I am glad to report that the Hawksbill Project has been very productive this summer! As was detailed in the previous post, any opportunity to retrieve and reuse a satellite transmitter from one of our study turtles is very beneficial (both data-wise and expense-wise), and we were fortunate enough, after a number of searches, to come across two more units that had been deployed since late July 2012, carried by two of the familiar young hawksbills living on different but nearby portions of the “Breakers” reef tract (see photo). It’s great to get full compliments of data concerning the movements and dive behaviors of these young hawksbills for a whole year! Really great information, and though its a lot of work to organize it all, the results and reports are slowly coming together, and I’m looking forward to presenting them.

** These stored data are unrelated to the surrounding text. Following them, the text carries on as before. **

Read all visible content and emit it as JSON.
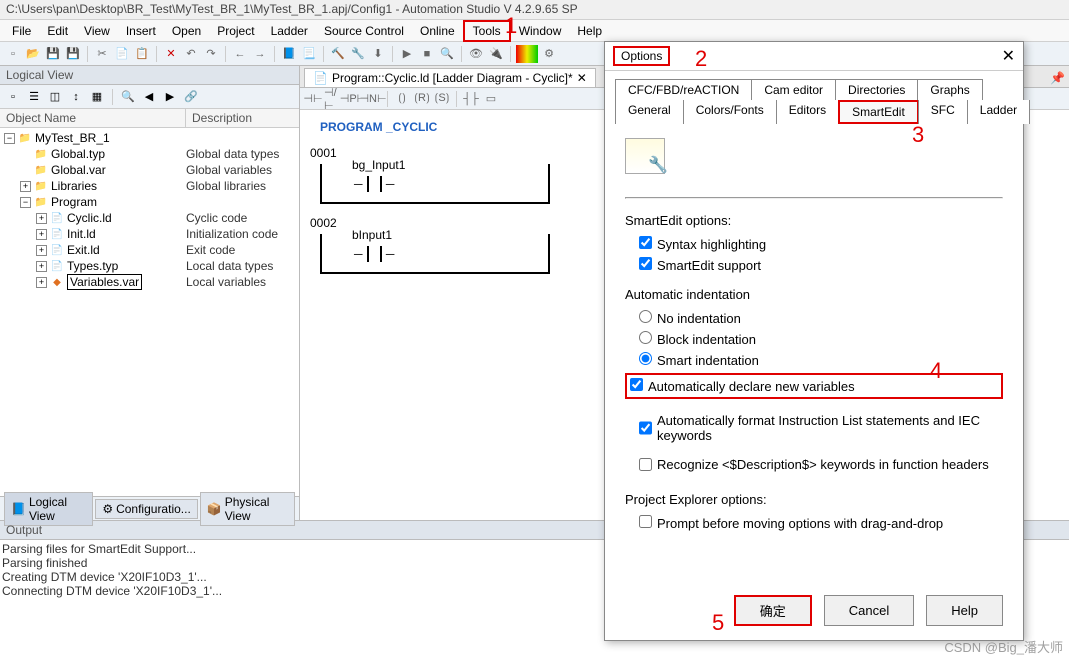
{
  "title": "C:\\Users\\pan\\Desktop\\BR_Test\\MyTest_BR_1\\MyTest_BR_1.apj/Config1 - Automation Studio V 4.2.9.65 SP",
  "menu": [
    "File",
    "Edit",
    "View",
    "Insert",
    "Open",
    "Project",
    "Ladder",
    "Source Control",
    "Online",
    "Tools",
    "Window",
    "Help"
  ],
  "sidebar": {
    "title": "Logical View",
    "cols": {
      "c1": "Object Name",
      "c2": "Description"
    },
    "items": [
      {
        "indent": 0,
        "exp": "−",
        "icon": "proj",
        "name": "MyTest_BR_1",
        "desc": ""
      },
      {
        "indent": 1,
        "exp": "",
        "icon": "folder",
        "name": "Global.typ",
        "desc": "Global data types"
      },
      {
        "indent": 1,
        "exp": "",
        "icon": "folder",
        "name": "Global.var",
        "desc": "Global variables"
      },
      {
        "indent": 1,
        "exp": "+",
        "icon": "folder",
        "name": "Libraries",
        "desc": "Global libraries"
      },
      {
        "indent": 1,
        "exp": "−",
        "icon": "folder",
        "name": "Program",
        "desc": ""
      },
      {
        "indent": 2,
        "exp": "+",
        "icon": "file",
        "name": "Cyclic.ld",
        "desc": "Cyclic code"
      },
      {
        "indent": 2,
        "exp": "+",
        "icon": "file",
        "name": "Init.ld",
        "desc": "Initialization code"
      },
      {
        "indent": 2,
        "exp": "+",
        "icon": "file",
        "name": "Exit.ld",
        "desc": "Exit code"
      },
      {
        "indent": 2,
        "exp": "+",
        "icon": "file",
        "name": "Types.typ",
        "desc": "Local data types"
      },
      {
        "indent": 2,
        "exp": "+",
        "icon": "var",
        "name": "Variables.var",
        "desc": "Local variables",
        "selected": true
      }
    ],
    "bottomTabs": [
      {
        "label": "Logical View",
        "icon": "📘",
        "active": true
      },
      {
        "label": "Configuratio...",
        "icon": "⚙",
        "active": false
      },
      {
        "label": "Physical View",
        "icon": "📦",
        "active": false
      }
    ]
  },
  "editor": {
    "tab": "Program::Cyclic.ld [Ladder Diagram - Cyclic]*",
    "progLabel": "PROGRAM _CYCLIC",
    "rungs": [
      {
        "num": "0001",
        "label": "bg_Input1"
      },
      {
        "num": "0002",
        "label": "bInput1"
      }
    ]
  },
  "output": {
    "title": "Output",
    "lines": [
      "Parsing files for SmartEdit Support...",
      "Parsing finished",
      "Creating DTM device 'X20IF10D3_1'...",
      "Connecting DTM device 'X20IF10D3_1'..."
    ]
  },
  "dialog": {
    "title": "Options",
    "tabsTop": [
      "CFC/FBD/reACTION",
      "Cam editor",
      "Directories",
      "Graphs"
    ],
    "tabsBottom": [
      "General",
      "Colors/Fonts",
      "Editors",
      "SmartEdit",
      "SFC",
      "Ladder"
    ],
    "sections": {
      "s1": "SmartEdit options:",
      "s2": "Automatic indentation",
      "s3": "Project Explorer options:"
    },
    "opts": {
      "syntax": "Syntax highlighting",
      "smartedit": "SmartEdit support",
      "noindent": "No indentation",
      "blockindent": "Block indentation",
      "smartindent": "Smart indentation",
      "autodecl": "Automatically declare new variables",
      "autofmt": "Automatically format Instruction List statements and IEC keywords",
      "recognize": "Recognize <$Description$> keywords in function headers",
      "prompt": "Prompt before moving options with drag-and-drop"
    },
    "buttons": {
      "ok": "确定",
      "cancel": "Cancel",
      "help": "Help"
    }
  },
  "annotations": {
    "a1": "1",
    "a2": "2",
    "a3": "3",
    "a4": "4",
    "a5": "5"
  },
  "watermark": "CSDN @Big_潘大师"
}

Most interesting I think is the close relationship these young turtles maintain with relatively small sections of the reef environment. Rather than foraging far and wide for resources, these individuals prefer to stick very close to a home-base, and repeatedly explore relatively small areas of reef for what may be more than a decade. Not only does this behavior help us gauge the overall resource availability in this habitat for young hawksbills, it also reveals where the most productive patches of reef, from the turtle’s perspective, are located. The data we collect from the transmitters help reconstruct otherwise unseen patterns of movement and behavior, and bring us one step closer to understanding what features of Palm Beach County’s reefs are particularly important to hawksbill turtles, and how we might be able keep them that way.

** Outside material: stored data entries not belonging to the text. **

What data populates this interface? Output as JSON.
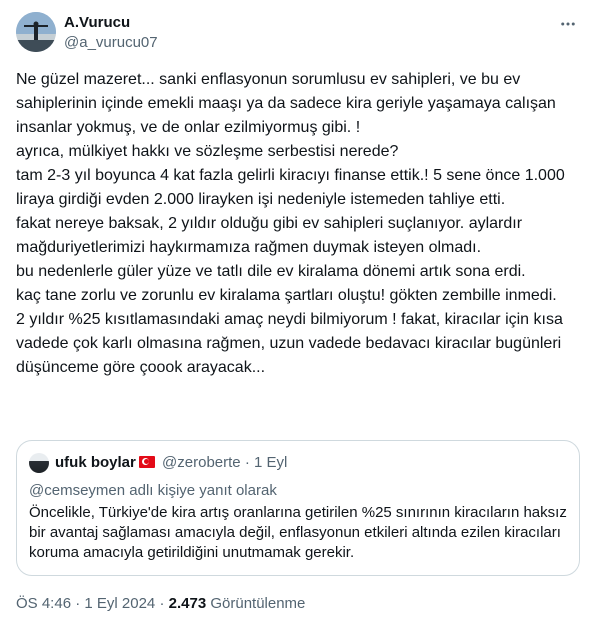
{
  "author": {
    "name": "A.Vurucu",
    "handle": "@a_vurucu07"
  },
  "tweet": {
    "text": "Ne güzel mazeret... sanki  enflasyonun sorumlusu ev sahipleri, ve bu ev sahiplerinin içinde emekli maaşı ya da sadece kira geriyle yaşamaya calışan insanlar yokmuş, ve de onlar ezilmiyormuş gibi. !\nayrıca, mülkiyet hakkı ve sözleşme serbestisi nerede?\ntam 2-3 yıl boyunca 4 kat fazla gelirli kiracıyı finanse ettik.!  5 sene önce 1.000 liraya girdiği evden 2.000 lirayken işi nedeniyle istemeden tahliye etti.\nfakat nereye baksak, 2 yıldır olduğu gibi ev sahipleri suçlanıyor. aylardır mağduriyetlerimizi haykırmamıza rağmen duymak isteyen olmadı.\nbu nedenlerle güler yüze ve tatlı dile ev kiralama dönemi artık sona erdi.\nkaç tane zorlu  ve zorunlu ev kiralama şartları oluştu! gökten zembille inmedi.\n2 yıldır  %25 kısıtlamasındaki amaç neydi bilmiyorum ! fakat, kiracılar için kısa vadede çok karlı olmasına rağmen, uzun vadede  bedavacı kiracılar bugünleri düşünceme göre çoook arayacak..."
  },
  "quoted": {
    "name": "ufuk boylar",
    "handle": "@zeroberte",
    "separator": "·",
    "date": "1 Eyl",
    "reply_context": "@cemseymen adlı kişiye yanıt olarak",
    "text": "Öncelikle, Türkiye'de kira artış oranlarına getirilen %25 sınırının kiracıların haksız bir avantaj sağlaması amacıyla değil, enflasyonun etkileri altında ezilen kiracıları koruma amacıyla getirildiğini unutmamak gerekir."
  },
  "footer": {
    "time": "ÖS 4:46",
    "separator1": "·",
    "date": "1 Eyl 2024",
    "separator2": "·",
    "views_count": "2.473",
    "views_label": "Görüntülenme"
  },
  "icons": {
    "more": "more-horizontal-icon",
    "flag": "turkey-flag-icon"
  }
}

I was also able to re-deploy one of the previous transmitters on a ‘new’ turtle, this time at the Corridor site just NE of the Lake Worth Inlet. Now known as Amelia (see photo, on blue tarp), this is the second individual found at that dive site to carry a transmitter, and the 6th one all together in the larger study site. This deployment completes this phase of the study, and I look forward to expanding the tracking effort to both additional locations and additional size-classes, particularly the adults that are seen on the deeper reefs of northern Palm Beach County.
Many thanks go to Nikole Ordway and the Hammerhead Dive Club/ Force-E Dive Shop, Pura Vida Dive Shop, Narcosis Divers, and Jim Abernethy’s Scuba Adventures for their continued support to help raise funds and awareness, and of course to get me where I need to go out there to find the turtles!